The massively influential Valentino couture show Pierpaolo Piccioli staged in January, with its diverse cast, has been reverberating throughout the wide world of fashion ever since—visibly shifting the needle of the industry toward volume and glamour, and cementing the normalization of inclusive casting. Piccioli is a magnetic, down-to-earth guy who cares about celebrating the skilled people who work for him, a man on an intuitive mission to place fashion on a positive plane. “I feel that people are looking for emotion and dreams—but not distant dreams,” he said today before his ready-to-wear show was about to take to the runway. “I want to create a community for Valentino. I mean something different from ‘lifestyle,’ which is about owning objects. It’s about people who share values.”
In prepping this show, he’d reached out laterally in two directions to connect with cocreators from beyond the exclusive realms of the Roman house. One was the continuation of the creative brainstorming with Jun Takahashi of Undercover that the pair started with Valentino’s menswear. This time they morphed together a print of a 19th-century neoclassical sculpture of kissing lovers with a pop-punkish image of roses. The prints proliferated over coats and dresses, settling most beautifully as a cut-out pink bloom appliquéd on white lace in the breast of a slim cream midi dress.

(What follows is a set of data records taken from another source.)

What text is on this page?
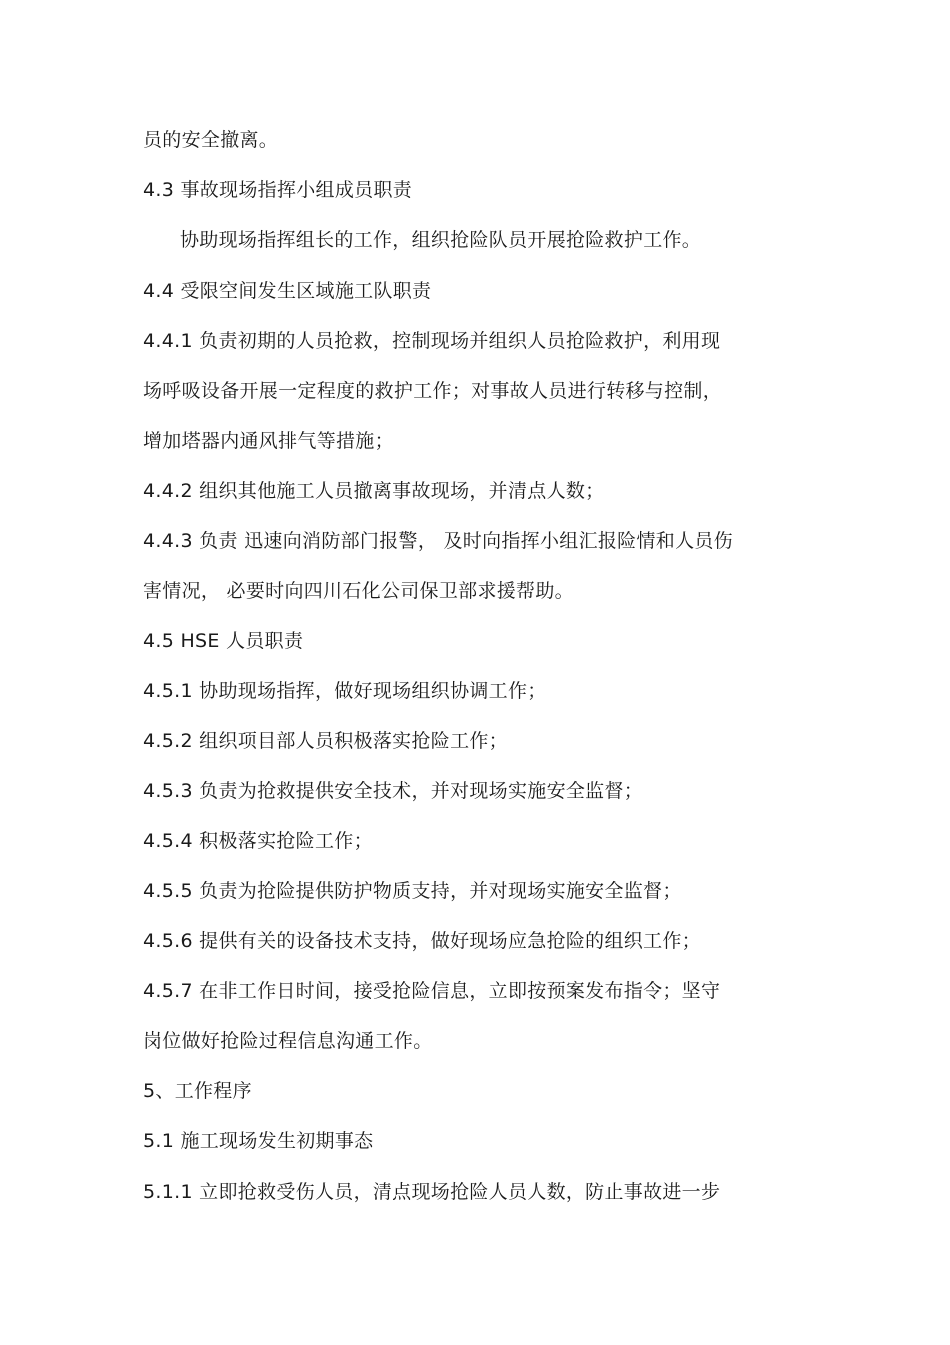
员的安全撤离。
4.3 事故现场指挥小组成员职责
协助现场指挥组长的工作，组织抢险队员开展抢险救护工作。
4.4 受限空间发生区域施工队职责
4.4.1 负责初期的人员抢救，控制现场并组织人员抢险救护，利用现
场呼吸设备开展一定程度的救护工作；对事故人员进行转移与控制，
增加塔器内通风排气等措施；
4.4.2 组织其他施工人员撤离事故现场，并清点人数；
4.4.3 负责 迅速向消防部门报警， 及时向指挥小组汇报险情和人员伤
害情况， 必要时向四川石化公司保卫部求援帮助。
4.5 HSE 人员职责
4.5.1 协助现场指挥，做好现场组织协调工作；
4.5.2 组织项目部人员积极落实抢险工作；
4.5.3 负责为抢救提供安全技术，并对现场实施安全监督；
4.5.4 积极落实抢险工作；
4.5.5 负责为抢险提供防护物质支持，并对现场实施安全监督；
4.5.6 提供有关的设备技术支持，做好现场应急抢险的组织工作；
4.5.7 在非工作日时间，接受抢险信息，立即按预案发布指令；坚守
岗位做好抢险过程信息沟通工作。
5、工作程序
5.1 施工现场发生初期事态
5.1.1 立即抢救受伤人员，清点现场抢险人员人数，防止事故进一步
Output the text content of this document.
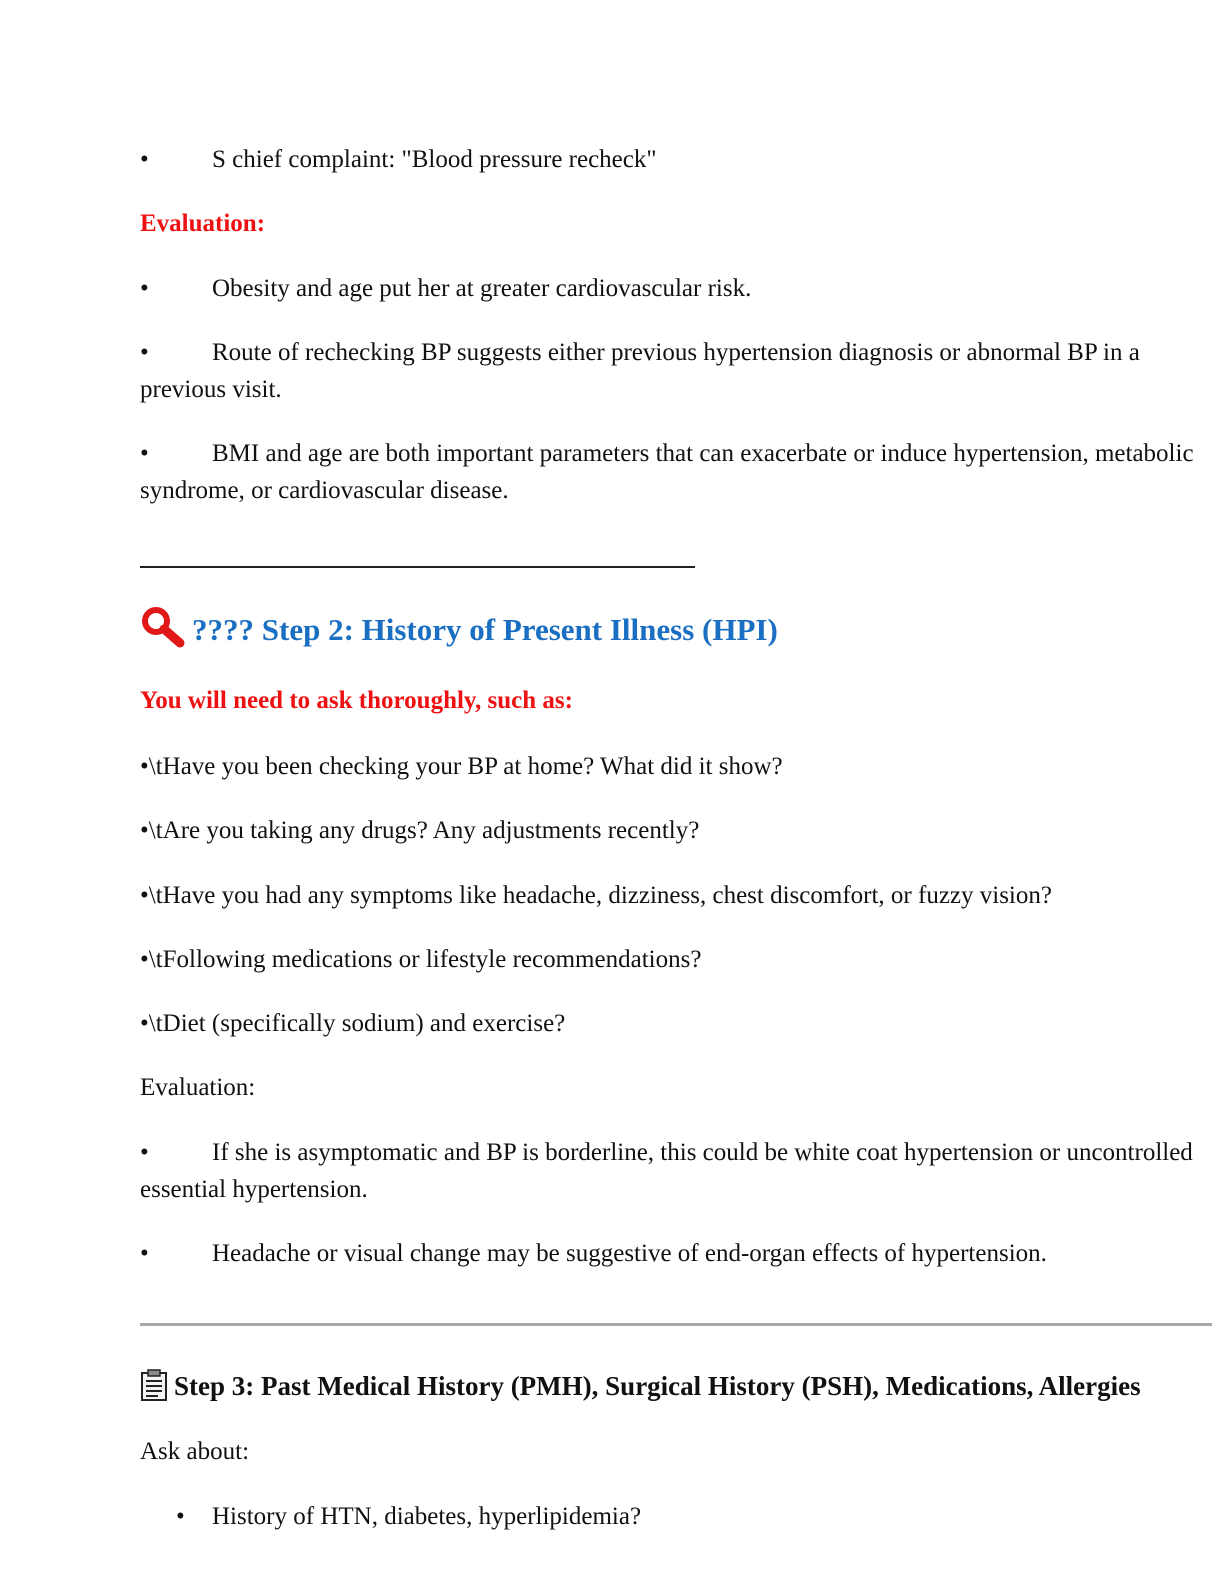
•	S chief complaint: "Blood pressure recheck"
Evaluation:
•	Obesity and age put her at greater cardiovascular risk.
•	Route of rechecking BP suggests either previous hypertension diagnosis or abnormal BP in a previous visit.
•	BMI and age are both important parameters that can exacerbate or induce hypertension, metabolic syndrome, or cardiovascular disease.
???? Step 2: History of Present Illness (HPI)
You will need to ask thoroughly, such as:
•\tHave you been checking your BP at home? What did it show?
•\tAre you taking any drugs? Any adjustments recently?
•\tHave you had any symptoms like headache, dizziness, chest discomfort, or fuzzy vision?
•\tFollowing medications or lifestyle recommendations?
•\tDiet (specifically sodium) and exercise?
Evaluation:
•	If she is asymptomatic and BP is borderline, this could be white coat hypertension or uncontrolled essential hypertension.
•	Headache or visual change may be suggestive of end-organ effects of hypertension.
Step 3: Past Medical History (PMH), Surgical History (PSH), Medications, Allergies
Ask about:
• History of HTN, diabetes, hyperlipidemia?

Piccioli had also been hit by the resonances of the direct action Movement for the Emancipation of Poetry, which anonymously pastes lyrical lines on walls in cities around the world. The idea of publicly accessible poetry about love and tenderness led him to commission the Scottish poet and artist Robert Montgomery and the three young writers (Greta Bellamacina, Mustafa The Poet, and Yrsa Daley-Ward) to contribute to a slim volume, Valentino on Love, which was left on seats for the audience to pick up. An illuminated billboard with lines by Montgomery stood at the end of the runway, reading, “The people you love become ghosts inside of you and like this you keep them alive.” Piccioli showed how he’d picked lines from the anthology to be printed or embroidered inside coats, on mid-layers of tulle dresses, inside bags and boots—so that only the wearer would know they are there.
In between all these gestures consciously intended to include a much younger customer—there was a series of leggy tunics and short coats—came the timeless, drop-dead-simple side of Valentino. The beauty of the cut and balance of a red A-line silk dress with an integral scarf flung diagonally across it, or a deep purple floor-length gown with fluted panels visible only in movement—these are the fashion poetics that Piccioli and his team make near impossible to translate into words but whose appeal will speak beyond seasons and down generations.